After the crash, Thompson started her truck again and tried to back out of the wreckage, but was unsuccessful, Runyon alleged. He said two witnesses pulled Thompson from the crumpled truck and she was heard saying “I just want to go home.”
Two preliminary alcohol screening tests were measured at .217 and .196 percent, Runyon said. He said full blood-alcohol tests were pending.
Thompson told police that she had one glass of vodka about 4:30 p.m. the previous afternoon and was on her way from her home in National City to her boyfriend’s home in El Cajon when the accident occurred.

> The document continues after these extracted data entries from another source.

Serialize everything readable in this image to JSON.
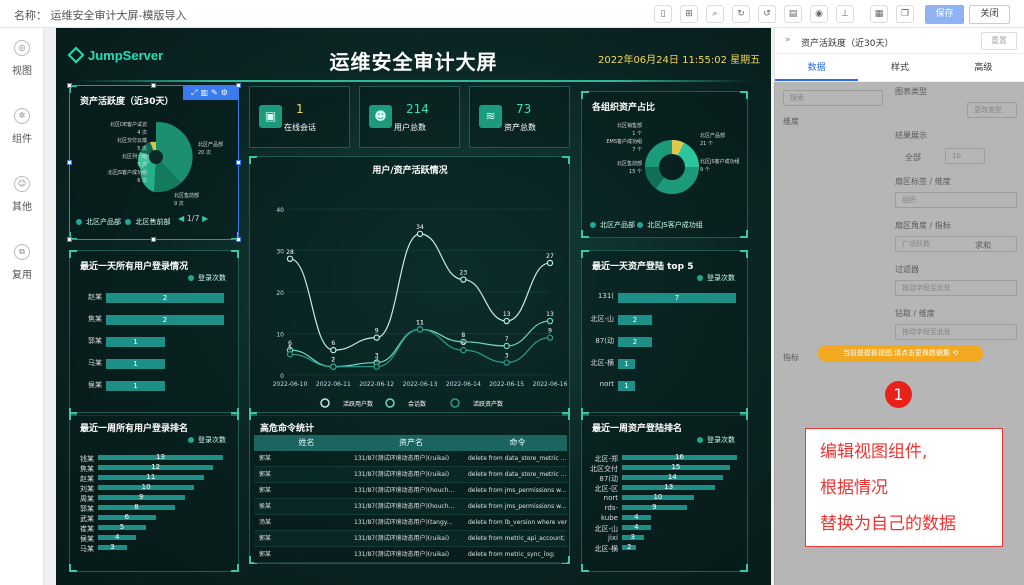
{
  "topbar": {
    "name": "名称： 运维安全审计大屏-模版导入",
    "save": "保存",
    "close": "关闭",
    "icons": [
      "phone-icon",
      "grid-icon",
      "search-icon",
      "refresh-icon",
      "undo-icon",
      "file-icon",
      "eye-icon",
      "stamp-icon",
      "qrcode-icon",
      "copy-icon"
    ]
  },
  "nav": [
    {
      "label": "视图",
      "icon": "view-icon"
    },
    {
      "label": "组件",
      "icon": "component-icon"
    },
    {
      "label": "其他",
      "icon": "other-icon"
    },
    {
      "label": "复用",
      "icon": "reuse-icon"
    }
  ],
  "screen": {
    "logo": "JumpServer",
    "title": "运维安全审计大屏",
    "datetime": "2022年06月24日 11:55:02 星期五"
  },
  "stats": [
    {
      "value": "1",
      "label": "在线会话"
    },
    {
      "value": "214",
      "label": "用户总数"
    },
    {
      "value": "73",
      "label": "资产总数"
    }
  ],
  "panels": {
    "active": {
      "title": "资产活跃度（近30天）",
      "labels": [
        "北区DE客户试访",
        "4 次",
        "北区交付云端",
        "5 次",
        "北区列一组",
        "5 次",
        "北区JS客户成功组",
        "6 次",
        "北区产品部",
        "20 次",
        "北区售前部",
        "9 次"
      ],
      "legend": [
        "北区产品部",
        "北区售前部"
      ],
      "pager": "1/7"
    },
    "org": {
      "title": "各组织资产占比",
      "labels": [
        "北区销售部",
        "1 个",
        "EMS客户成功组",
        "7 个",
        "北区产品部",
        "21 个",
        "北区售前部",
        "15 个",
        "北区JS客户成功组",
        "9 个"
      ],
      "legend": [
        "北区产品部",
        "北区JS客户成功组"
      ]
    },
    "dayUserLogin": {
      "title": "最近一天所有用户登录情况",
      "legend": "登录次数"
    },
    "dayAssetLogin": {
      "title": "最近一天资产登陆 top 5",
      "legend": "登录次数"
    },
    "weekUserRank": {
      "title": "最近一周所有用户登录排名",
      "legend": "登录次数"
    },
    "weekAssetRank": {
      "title": "最近一周资产登陆排名",
      "legend": "登录次数"
    },
    "commands": {
      "title": "高危命令统计",
      "headers": [
        "姓名",
        "资产名",
        "命令"
      ],
      "rows": [
        [
          "郭某",
          "131/87(测试环境动态用户)(ruikai)",
          "delete from data_store_metric ..."
        ],
        [
          "郭某",
          "131/87(测试环境动态用户)(ruikai)",
          "delete from data_store_metric ..."
        ],
        [
          "郭某",
          "131/87(测试环境动态用户)(houch...",
          "delete from jms_permissions w..."
        ],
        [
          "侯某",
          "131/87(测试环境动态用户)(houch...",
          "delete from jms_permissions w..."
        ],
        [
          "汤某",
          "131/87(测试环境动态用户)(tangy...",
          "delete from lb_version where ver..."
        ],
        [
          "郭某",
          "131/87(测试环境动态用户)(ruikai)",
          "delete from metric_api_account;"
        ],
        [
          "郭某",
          "131/87(测试环境动态用户)(ruikai)",
          "delete from metric_sync_log;"
        ]
      ]
    }
  },
  "chart_data": [
    {
      "type": "line",
      "title": "用户/资产活跃情况",
      "categories": [
        "2022-06-10",
        "2022-06-11",
        "2022-06-12",
        "2022-06-13",
        "2022-06-14",
        "2022-06-15",
        "2022-06-16"
      ],
      "ylim": [
        0,
        40
      ],
      "series": [
        {
          "name": "活跃用户数",
          "values": [
            28,
            6,
            9,
            34,
            23,
            13,
            27
          ]
        },
        {
          "name": "会话数",
          "values": [
            6,
            2,
            3,
            11,
            8,
            7,
            13
          ]
        },
        {
          "name": "活跃资产数",
          "values": [
            5,
            2,
            2,
            11,
            6,
            3,
            9
          ]
        }
      ]
    },
    {
      "type": "bar",
      "title": "最近一天所有用户登录情况",
      "categories": [
        "赵某",
        "焦某",
        "郭某",
        "马某",
        "侯某"
      ],
      "values": [
        2,
        2,
        1,
        1,
        1
      ]
    },
    {
      "type": "bar",
      "title": "最近一天资产登陆 top 5",
      "categories": [
        "131(",
        "北区-山",
        "87(动",
        "北区-横",
        "nort"
      ],
      "values": [
        7,
        2,
        2,
        1,
        1
      ]
    },
    {
      "type": "bar",
      "title": "最近一周所有用户登录排名",
      "categories": [
        "钱某",
        "焦某",
        "赵某",
        "刘某",
        "周某",
        "郭某",
        "武某",
        "崔某",
        "侯某",
        "马某"
      ],
      "values": [
        13,
        12,
        11,
        10,
        9,
        8,
        6,
        5,
        4,
        3
      ]
    },
    {
      "type": "bar",
      "title": "最近一周资产登陆排名",
      "categories": [
        "北区-郑",
        "北区交付",
        "87(动",
        "北区-区",
        "nort",
        "rds-",
        "kube",
        "北区-山",
        "jixi",
        "北区-横"
      ],
      "values": [
        16,
        15,
        14,
        13,
        10,
        9,
        4,
        4,
        3,
        2
      ]
    }
  ],
  "right": {
    "title": "资产活跃度（近30天）",
    "reset": "重置",
    "tabs": [
      "数据",
      "样式",
      "高级"
    ],
    "search": "搜索",
    "dim": "维度",
    "chartType": "图表类型",
    "changeType": "更改类型",
    "result": "结果展示",
    "all": "全部",
    "count": "10",
    "sectorLabel": "扇区标签 / 维度",
    "sectorField": "组织",
    "sectorAngle": "扇区角度 / 指标",
    "angleField": "广活跃数",
    "agg": "求和",
    "filter": "过滤器",
    "filterPh": "拖动字段至此处",
    "drill": "钻取 / 维度",
    "drillPh": "拖动字段至此处",
    "metric": "指标"
  },
  "overlay": {
    "button": "当前是模板视图,请点击更换数据集",
    "badge": "1",
    "note": [
      "编辑视图组件,",
      "根据情况",
      "替换为自己的数据"
    ]
  }
}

“Suffice to say that an individual could not drink a standard glass of alcohol and reach the blood-alcohol level that the PAS device revealed that she was at,” Runyon told reporters.
The prosecutor said that while Thompson’s driver’s license may have been suspended, she may not have received notification that was the case.
Deputy Public Defender Sal Tarantino unsuccessfully urged Judge David Szumowski to set bail at $50,000, saying Thompson had no criminal record and was not a risk to flee.
But the judge said that based on Runyon’s representations, it appeared the defendant “had a lot more than a glass” of alcohol to drink the night of the crash. Szumowski set a bail review for Tuesday and a readiness conference for Jan. 14. A preliminary hearing was scheduled for Jan. 16.